With the result that
there is a loneliness that seeps over the sufferer. She knows no one
wants to hear the same old, same old. So she lies, or covers up or
uses a selection of old tropes.
Q How are you?
(1)Oh, you know.
(2)Much better than
yesterday. (Lie)
Q What does the
doctor say?
(1)We don’t say:
Well (s)he too is sick of my calls.
(2)We mumble a
selection of vagaries.
(3)Waiting for a
call.
(4)Will call them
today.
Along with the
loneliness there’s the exhaustion of just plain dealing with life.
Or not dealing.
There’s lack of
sleep for one. There’s the ongoing decision of:
(1) suffering and
being alert or
(2) ingesting
painkillers and becoming a zombie.
Friends and
relatives get impatient.
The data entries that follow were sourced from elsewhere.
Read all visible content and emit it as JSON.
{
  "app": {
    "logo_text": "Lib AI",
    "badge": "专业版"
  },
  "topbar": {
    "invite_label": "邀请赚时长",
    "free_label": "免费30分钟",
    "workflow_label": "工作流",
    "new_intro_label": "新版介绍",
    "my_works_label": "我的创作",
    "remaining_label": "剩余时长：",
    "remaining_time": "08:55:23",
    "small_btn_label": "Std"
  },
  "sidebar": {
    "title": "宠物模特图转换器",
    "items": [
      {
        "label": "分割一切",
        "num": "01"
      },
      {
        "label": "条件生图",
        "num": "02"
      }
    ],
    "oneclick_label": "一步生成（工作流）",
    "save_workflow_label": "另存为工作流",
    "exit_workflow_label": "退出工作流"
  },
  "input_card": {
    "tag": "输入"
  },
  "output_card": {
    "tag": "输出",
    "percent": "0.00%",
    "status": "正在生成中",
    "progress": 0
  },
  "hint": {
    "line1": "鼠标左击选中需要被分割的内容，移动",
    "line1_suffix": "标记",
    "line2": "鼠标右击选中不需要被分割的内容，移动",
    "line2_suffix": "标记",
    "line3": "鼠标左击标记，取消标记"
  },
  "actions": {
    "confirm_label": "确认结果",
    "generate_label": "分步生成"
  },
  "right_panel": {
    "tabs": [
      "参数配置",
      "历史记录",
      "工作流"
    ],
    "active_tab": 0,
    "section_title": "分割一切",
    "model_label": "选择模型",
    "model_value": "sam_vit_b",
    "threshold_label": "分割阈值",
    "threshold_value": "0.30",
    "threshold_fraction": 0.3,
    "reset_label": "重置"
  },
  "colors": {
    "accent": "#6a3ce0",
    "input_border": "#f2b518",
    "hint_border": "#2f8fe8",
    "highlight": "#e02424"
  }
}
I understand that.
But it really makes
things far, far worse when they ask for details of the pain and it’s
offered, only to be met with deadly silence or the clicks of an
escape hatch being opened ("gotta run, talk soon!") and the listener
vanishing.
So chronic pain is
isolating for multiple reasons. We are not looking for solutions. We
know all the solutions, we’ve explored many avenues, some involving
more pain we can’t endure.
Out tears are in
isolation along with frustration and a sense of hopelessness. And
loneliness.
We are the brave.
We learn to let very
few in to what is really going on. We forego, with longing, the things we used to do
in our health that we would simply take for granted. For example, I see someone walking on the street or in a movie and I go "look at that! they're walking with a smile!"
My big job today was
sorting my weekly pills. A job I detest with all the fires of hell.
It takes 30 minutes. If I don’t drop pills on the floor.
My helper comes
tomorrow so I don’t have to do dishes which is excruciating,
standing at the sink.
It’s over two
weeks since I slept in a bed as the recliner is the only place I can
do a series of catnaps through the night with some small semblance of comfort.
I can see why some
go insane from this kind of existence.
And so very few that
understand it.
I know I never did.
And I realize one of the greatest gifts in life we can offer each other is to listen.